Theresa May completed her first major cabinet reshuffle on Monday 8 January, inviting several big names into government. In a controversial move, the Prime Minister appointed media mogul Rupert Murdoch to the new post of Overlord-in-Chief.
Dial M for Murdoch
In his role as co-chair of News Corp and 21st Century Fox, Murdoch oversees a number of prominent news outlets. These include The Sun, The Times, and Fox News. But from 8 January 2018, Rupert Murdoch also became Overlord-in-Chief of the UK government. Announcing the appointment, Murdoch said:
I look forward to dealing with a number of emerging challenges facing the country. Not least Brexit. Frankly, it is time to set aside the monkey, and allow the organ grinder to get on with things.
The 86-year-old tycoon will take responsibility for most (if not all) prime ministerial duties: leading press conferences, attending international summits, developing domestic and foreign policy, appointing and removing cabinet ministers, and selecting a successor for Theresa May. Some commentators expressed alarm at the unprecedented powers Theresa May has granted Murdoch. Law and Politics Professor Ina Ephraim of Oxford University told Off The Perch:
This is unprecedented. In effect, Rupert Murdoch has been made Prime Minister by appointment. Theresa May has handed complete authority to an unelected representative of a foreign state.
But the Conservative Party argued otherwise. Responding to the comments from Ephraim, a spokesperson for Theresa May stated:
This scaremongering has to stop. Rupert Murdoch will have only those powers which Theresa May agrees to grant him. That’s democracy.
Members of the public openly expressed disagreement with the government’s line.
https://twitter.com/DancingTheMind/status/950314382776561664
The cavalry
Murdoch was not the only unelected person parachuted into the May government on reshuffle day. Several other appointments have provoked concerns about cronyism:
- Tony Blair was appointed International Peace Tsar.
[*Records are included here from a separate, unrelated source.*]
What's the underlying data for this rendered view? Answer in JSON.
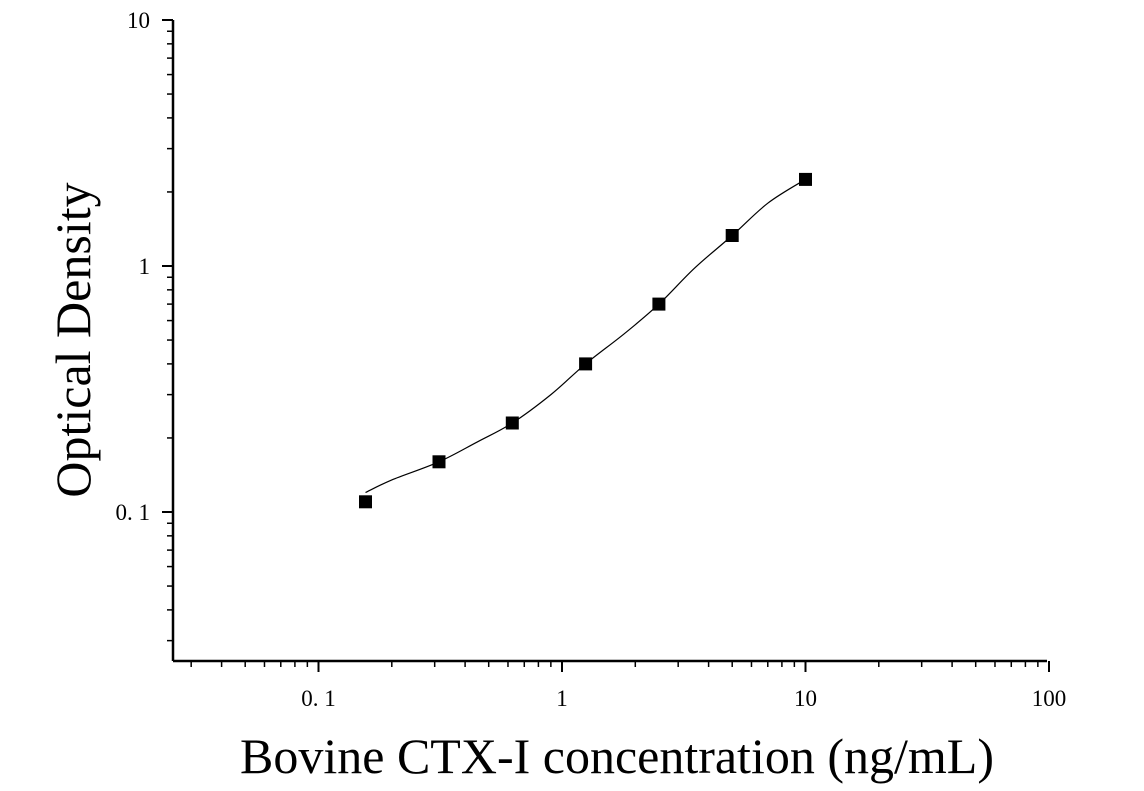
{
  "chart_data": {
    "type": "scatter",
    "title": "",
    "xlabel": "Bovine CTX-I concentration (ng/mL)",
    "ylabel": "Optical Density",
    "x_scale": "log",
    "y_scale": "log",
    "xlim": [
      0.025,
      100
    ],
    "ylim": [
      0.025,
      10
    ],
    "x_tick_labels": [
      {
        "value": 0.1,
        "label": "0. 1"
      },
      {
        "value": 1,
        "label": "1"
      },
      {
        "value": 10,
        "label": "10"
      },
      {
        "value": 100,
        "label": "100"
      }
    ],
    "y_tick_labels": [
      {
        "value": 0.1,
        "label": "0. 1"
      },
      {
        "value": 1,
        "label": "1"
      },
      {
        "value": 10,
        "label": "10"
      }
    ],
    "grid": false,
    "legend": "none",
    "marker": "square",
    "colors": {
      "marker": "#000000",
      "curve": "#000000",
      "axis": "#000000"
    },
    "series": [
      {
        "x": [
          0.156,
          0.3125,
          0.625,
          1.25,
          2.5,
          5,
          10
        ],
        "y": [
          0.11,
          0.16,
          0.23,
          0.4,
          0.7,
          1.33,
          2.25
        ]
      }
    ],
    "fit_curve": {
      "x": [
        0.156,
        0.2,
        0.3125,
        0.45,
        0.625,
        0.9,
        1.25,
        1.8,
        2.5,
        3.5,
        5,
        7,
        10
      ],
      "y": [
        0.12,
        0.135,
        0.16,
        0.193,
        0.23,
        0.3,
        0.4,
        0.53,
        0.7,
        0.98,
        1.33,
        1.8,
        2.25
      ]
    }
  }
}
- Harvey Weinstein was appointed to lead the Westminster Sexual Misconduct Inquiry.
- Steve Bannon, fired by US President Donald Trump in August 2017, was appointed as Communications Chief.
- Norman Tebbit will return to government to lead Theresa May’s much-lauded Race Relations Programme.
- And Katie Hopkins will be manning the newly-installed anti-immigrant gunboats at Dover.
May’s spokesperson concluded: “The new government will be one of the oldest, whitest and malest since Nancy Astor became the first woman to sit in parliament in 1919. And we think that’s what the Tory membership wants.”